Слово для доклада предоставили начальнику Управления механизации и моторизации РККА Иннокентию Халепскому. Он говорил бодро, с уверенностью человека, излагающего единственно верную, утвержденную на самом верху доктрину. Предмет Иннокентий Андреевич знал «от и до» — ведь все, что к 1933 году реализовано в танковых войсках страны, было сделано с его подачи. Указка порхала по большим плакатам, где в разрезах и проекциях красовались танки — настоящее и будущее Красной Армии, а начальник УММ с умным видом изрекал:
— Товарищи! Наша система бронетанкового вооружения опирается на глубокую специализацию машин и отвечает всем требованиям современной маневренной войны! В качестве основного танка дальнего действия, для оперативных прорывов, мы принимаем скоростной танк БТ. Его уникальная колесно-гусеничная ходовая часть обеспечивает высочайшую маневренность. Непосредственную поддержку стрелковых частей осуществляет танк Т-26. Его двухбашенная конструкция позволяет вести огонь по широкому фронту, прижимая вражескую пехоту к земле. Для качественного усиления и взлома эшелонированной обороны предназначен средний танк Т-28 и проектируемый тяжелый танк Т-35! И наконец, для массовой поддержки пехоты имеется дешевая в производстве танкетка Т-27. Таким образом, мы имеем сбалансированную, гибкую и продуманную систему, позволяющую решать любые задачи на поле боя!
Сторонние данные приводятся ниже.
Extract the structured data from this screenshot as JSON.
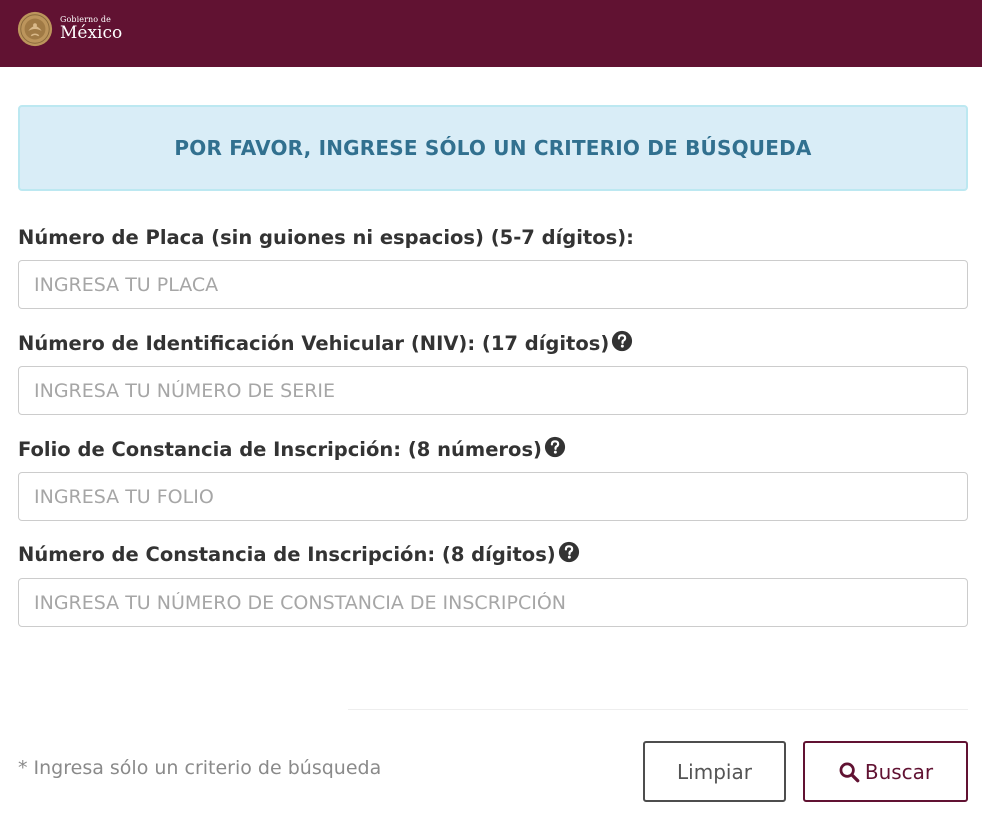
{
  "header": {
    "logo_line1": "Gobierno de",
    "logo_line2": "México"
  },
  "alert": {
    "text": "POR FAVOR, INGRESE SÓLO UN CRITERIO DE BÚSQUEDA"
  },
  "fields": [
    {
      "label": "Número de Placa (sin guiones ni espacios) (5-7 dígitos):",
      "placeholder": "INGRESA TU PLACA",
      "value": "",
      "help_icon": false
    },
    {
      "label": "Número de Identificación Vehicular (NIV): (17 dígitos)",
      "placeholder": "INGRESA TU NÚMERO DE SERIE",
      "value": "",
      "help_icon": true
    },
    {
      "label": "Folio de Constancia de Inscripción: (8 números)",
      "placeholder": "INGRESA TU FOLIO",
      "value": "",
      "help_icon": true
    },
    {
      "label": "Número de Constancia de Inscripción: (8 dígitos)",
      "placeholder": "INGRESA TU NÚMERO DE CONSTANCIA DE INSCRIPCIÓN",
      "value": "",
      "help_icon": true
    }
  ],
  "footer": {
    "note": "* Ingresa sólo un criterio de búsqueda",
    "clear_label": "Limpiar",
    "search_label": "Buscar"
  },
  "icons": {
    "help": "question-circle-icon",
    "search": "search-icon",
    "seal": "coat-of-arms-icon"
  },
  "colors": {
    "header_bg": "#611232",
    "alert_bg": "#d9edf7",
    "alert_text": "#31708f",
    "search_button": "#611232",
    "seal_gold": "#bc955c"
  }
}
Он закончил под одобрительные кивки некоторых военных и сел на свое место. В наступившей тишине моя просьба дать слово прозвучала неожиданно и резко. Взгляд Тухачевского, до этого скучающий, мгновенно стал ледяным.
— Товарищи, — я говорил спокойно, медленно поднимаясь из-за стола. — Мы только что выслушали доклад о продуманной системе. Но если взглянуть на нее не с точки зрения красивых схем на плакате, а с точки зрения реального боя и возможностей нашей промышленности, то картина получится удручающая.
Я подошел к плакатам, от которых еще, казалось, исходило тепло уверенного голоса Халепского.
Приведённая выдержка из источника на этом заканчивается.